The doctor wrote Jane three more prescriptions after the birth of her second child. “Halfway through the last prescription I realized I had a problem. I wasn’t taking them because I was in pain after having a baby. I was in pain because my body was coming down off them,” she said. Jane flushed the pills down a toilet “It probably took about a week to come off them.”

Not long after, Jane’s sister-in-law brought opiates back into her life. “I didn’t think that taking a couple of them to get high at the time would bring me to the point where I’m at now – feeling like I’m dependent on them. I would go over to her house, behind my husband’s back.”

Jane’s husband is supportive of her, but he doesn’t know the extent of her problem.

“If I came to him right now and told him I had a problem, I wouldn’t get them anymore. I would have to keep everything behind his back. Does he know that I buy 20 oxycodones from my mother a month? Yes. Does he know that I go to one person’s house whenever I ask him? Yes. Does he know if I have a couple extra dollars that I go and get them? No. Does he know that she loans them to me? No. Does he know that my mother gives me extras when I go to her? No,” she said.

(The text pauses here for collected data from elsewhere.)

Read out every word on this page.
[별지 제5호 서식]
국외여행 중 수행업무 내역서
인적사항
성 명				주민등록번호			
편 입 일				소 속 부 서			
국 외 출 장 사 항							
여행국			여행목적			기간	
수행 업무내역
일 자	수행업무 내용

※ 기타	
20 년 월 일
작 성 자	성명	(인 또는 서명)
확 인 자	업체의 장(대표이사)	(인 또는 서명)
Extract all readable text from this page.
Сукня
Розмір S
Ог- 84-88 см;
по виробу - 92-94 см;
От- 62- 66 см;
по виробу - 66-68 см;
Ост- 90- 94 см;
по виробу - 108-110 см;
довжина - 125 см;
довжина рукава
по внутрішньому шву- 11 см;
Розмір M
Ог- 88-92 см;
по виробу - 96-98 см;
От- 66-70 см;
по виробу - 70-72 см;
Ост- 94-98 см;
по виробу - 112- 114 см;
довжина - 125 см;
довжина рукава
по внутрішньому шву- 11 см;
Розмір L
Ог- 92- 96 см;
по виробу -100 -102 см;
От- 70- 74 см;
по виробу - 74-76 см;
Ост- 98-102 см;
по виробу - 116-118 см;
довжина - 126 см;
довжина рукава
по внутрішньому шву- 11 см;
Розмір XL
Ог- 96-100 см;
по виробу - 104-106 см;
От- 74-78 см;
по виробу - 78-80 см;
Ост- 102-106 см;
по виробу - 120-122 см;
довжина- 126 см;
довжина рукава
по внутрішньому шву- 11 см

“He thinks it’s controlled,” she continued. “I do have a back problem. It hurts constantly. My teeth hurt sometimes. Sometimes I might over exaggerate to him, because I know what he’ll tell me to do – he’ll tell me to get more. If he knew how much I intake a month, he would probably soil himself.”

In the beginning, Jane would spend around $50 a month on pills. “Now, I probably spend $400, close to $500 a month. My husband probably knows about $150, maybe $200 of it. My checks, he knows how much I make, minus $50 of it. Sometimes I go over to my person’s house and I’ll ask her if I can hold out (paying) until the next week, and she’s cool with it. Going to the store and buying a candy bar and a coke, that’s $5 right there. It’s not that hard to misplace the money or say I spent money on something else. If I stopped, I’d have to hide that money. I’d probably become rich.”

Despite knowing her husband would support her getting sober, there are other obstacles in her way. She buys pills from an elderly woman. “She has a prescription, but she only takes one a day. So she sells the rest. She’s on a fixed income, and she uses the money from the pills she sells for things she needs,” Jane said. “She’s old and needs someone to hang out with. I wouldn’t be able to go over there because I know she’d give them to me without me asking.”

Jane’s other source of pills is her mother. “I could go to rehab for two years and be completely clean, but that’s two years of my kids life I would miss out on, and they’re little. It would also mean that I couldn’t talk to my mom anymore.”